Tal nivel de adhesión al líder en Junts como encarnación de lo que necesita Catalunya no puede obviar un par de datos evidentes. En las elecciones catalanas de 2017, después del drama del 155, el partido sacó el 21,6% de los votos. Cuatro años después, fue el 20%. En ambas citas, con Puigdemont de número uno de la lista y en la segunda siendo sobrepasado por ERC. La fragmentación del voto lleva a estas cosas. Ningún partido ni líder puede decir que representa a la mayoría de Catalunya.

Puigdemont no ha aparecido en los debates televisados. Es cierto que estaría en desventaja entrando vía telemática desde el sur de Francia. Cuanto menos tenga que concretar sobre el futuro, mejor para él. Ha reducido las entrevistas al mínimo para ahorrarse riesgos. No ha renunciado al voto del cabreo y ha reclamado el apoyo de todos los independentistas “enfadados” y “desconfiados”. Algunos de ellos ya han decidido que votarán a la ultraderechista Aliança Catalana.

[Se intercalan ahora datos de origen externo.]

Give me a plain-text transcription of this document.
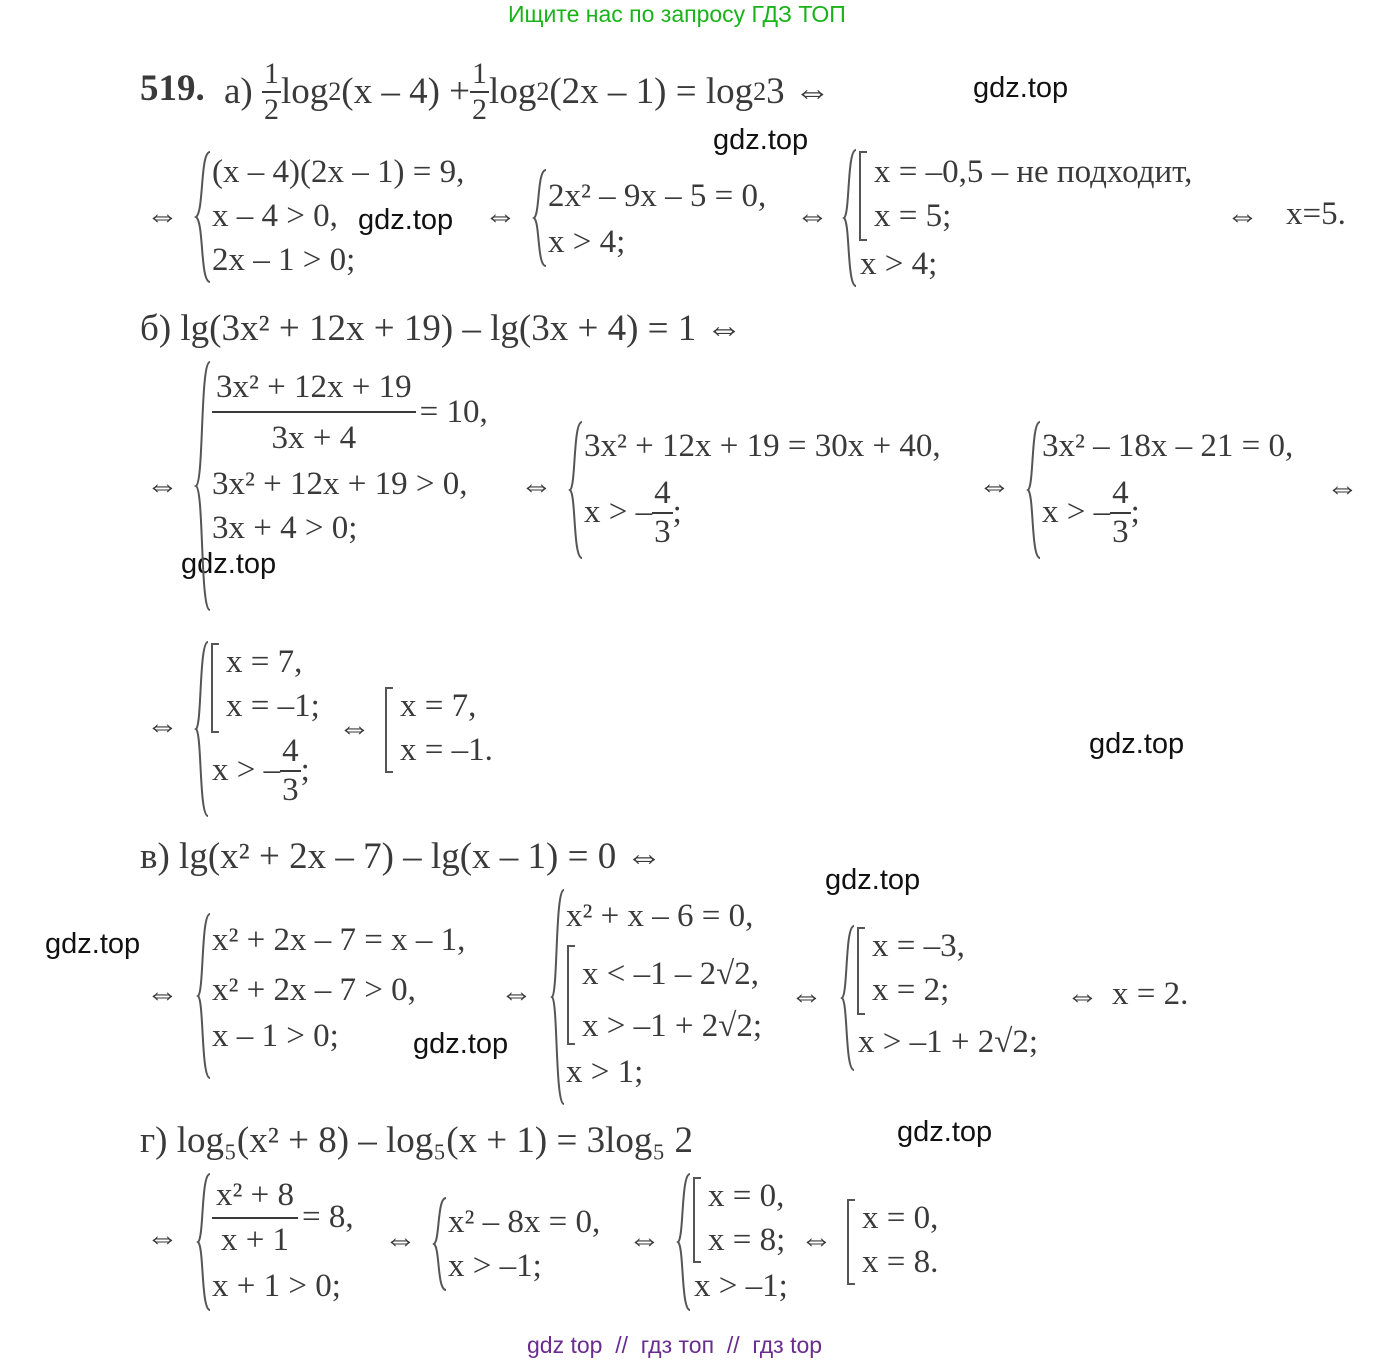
Ищите нас по запросу ГДЗ ТОП
gdz.top
gdz.top
gdz.top
gdz.top
gdz.top
gdz.top
gdz.top
gdz.top
gdz.top
519. а)
1
2 log 2 $(x - 4) + \frac{1}{2}$ log 2 (2x – 1) = log 2 3
⇔
⇔
(x – 4)(2x – 1) = 9,
x – 4 > 0,
2x – 1 > 0;
⇔
2x² – 9x – 5 = 0,
x > 4;
⇔
x = –0,5 – не подходит,
x = 5;
x > 4;
⇔ x=5.
б) lg(3x² + 12x + 19) – lg(3x + 4) = 1 ⇔
⇔
$\frac{\text{3x² + 12x + 19}}{3x + 4} = 10$,
3x² + 12x + 19 > 0,
3x + 4 > 0;
⇔
3x² + 12x + 19 = 30x + 40,
x > –
4
3
;
⇔
3x² – 18x – 21 = 0,
x > –
4
3
;
⇔
⇔
x = 7,
x = –1;
x > –
4
3
;
⇔
x = 7,
x = –1.
в) lg(x² + 2x – 7) – lg(x – 1) = 0 ⇔
⇔
x² + 2x – 7 = x – 1,
x² + 2x – 7 > 0,
x – 1 > 0;
⇔
x² + x – 6 = 0,
x < –1 – 2√2,
x > –1 + 2√2;
x > 1;
⇔
x = –3,
x = 2;
x > –1 + 2√2;
⇔ x = 2.
г) log₅(x² + 8) – log₅(x + 1) = 3log₅ 2
⇔ $\frac{\text{x² + 8}}{x + 1} = 8$,
x + 1 > 0;
⇔ x² – 8x = 0,
x > –1;
⇔
x = 0,
x = 8;
x > –1;
⇔
x = 0,
x = 8.
gdz top // гдз топ // гдз top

Pactó con el PSOE el apoyo a la investidura de Sánchez para decir luego que ahí se acababa su compromiso. Para todo lo demás, haría saber el precio y el modo de pago. Algunos decían que estaba dispuesto a entrar en el juego político poniendo fin al 'no a todo', y luego ha resultado que continúa siendo el de antes.

Regresar a Catalunya ya será un triunfo, si la ley de amnistía le protege por completo como él cree, y nadie sabe qué es lo que pretende hacer después si preside el Govern. Antes de eso, se verá cómo cumple su promesa de presentarse en el debate de investidura. Dice tener planeada su vuelta. No descarta que le detengan, aunque lo ve más como una molestia: “Si me detienen, es una detención con poco recorrido”. Hay en esa seguridad un margen para preguntarse por sus intenciones. ¿Pretende elevar la tensión para que se produzca otro drama con movilizaciones con la intención de impedir que a Esquerra se le pase por la cabeza pactar con Illa y el PSC?

“Catalunya necesita liderazgo”, dice su cartel de campaña. ¿Cuál? Evidentemente, el suyo. Todos los demás conspiran contra Catalunya o son unos blandos que no dan la talla. Puigdemont se ha subido al coche convencido de que sólo él puede pilotar a su país. Tanto es así que ha avisado de que si no es presidente, no se quedará en el Parlament. Todo lo que no sea mandar sería una pérdida de tiempo.

“Yo he hecho mucha autocrítica”, ha dicho en estos días de campaña en otro ejemplo de la poca autocrítica que ha hecho. Ese es el liderazgo que ofrece para una hipotética secuela de su obra autobiográfica 'Puigdemont, el president'. La película original no acabó muy bien.